The link between pharmacodynamic effect and therapeutic response

Kuivenhoven et al. [5] have suggested that a variant in the cholesterol ester transfer protein (CETP) gene, may play a role in the progression of coronary artery atherosclerosis. They asked the question, why don’t all patients on statins who lower their cholesterol, benefit clinically from them? They propose that a polymorphism in the Tac1B gene leads to a CETP variant which is associated with a greater benefit from pravastatin, as judged by progression of coronary atheroma on coronary angiography, despite a no more than usual lowering of plasma cholesterol and lipid fractions. This may be a good example of a variable between the pharmacodynamic effect of the drug, (i.e. plasma cholesterol and lipid fraction lowering by statins), and the therapeutic response, (i.e. reduction in the progression of coronary artery atherosclerosis), which has an important influence on a therapeutic outcome.
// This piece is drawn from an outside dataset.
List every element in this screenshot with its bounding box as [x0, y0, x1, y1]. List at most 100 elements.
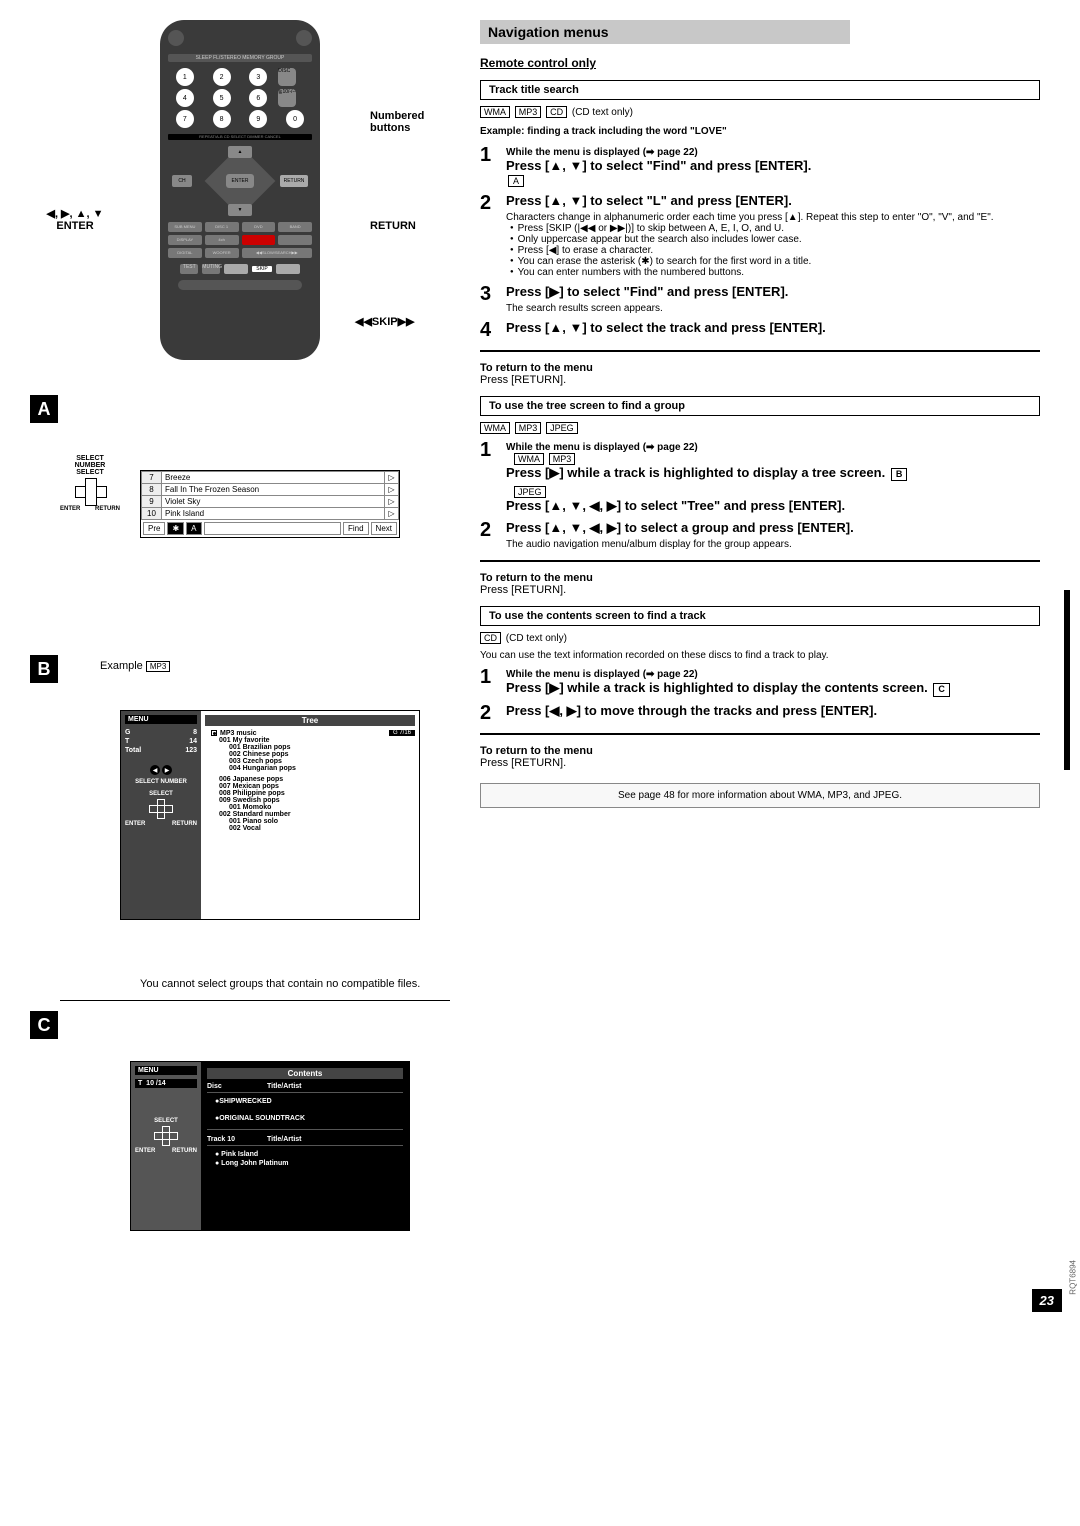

Other variables may be involved in the efficacy of ACE inhibitors in heart failure, of anti-asthmatic therapy, antidepressant therapy, and of anti-hypertensive therapy in the prevention of stroke and heart disease. Is a genetic component involved in variability in drug-induced adaptive responses? There has been much discussion as to whether drug addiction has a genetic basis particularly addiction to cocaine and alcohol. The addictive state is an adaptive drug response so that if this proves to have a genetic basis the implication for adaptive responses to other drug therapy are considerable. The therapeutic situations in which this might be important are the drug therapy of manic-depressive disease with medium and long-term antidepressants and mood stabilisers, the production of tardive dyskinesias with neuroleptics in the treatment of psychotic states, the lifelong response to antihypertensive drug therapy, long-term drug therapy of asthma and long-term drug treatment of heart failure with ACE inhibitors with re-modelling effects upon heart and blood vessels.

Finally, the application of pharmacogenomic knowledge to the tailoring of drug therapy to the individual patient will depend upon the development of cheap, widely applicable, reliable, quick, technically simple, genomic technologies which will allow screening of the patient’s genome. This is an exciting new area of clinical pharmacology for which our subject must prepare.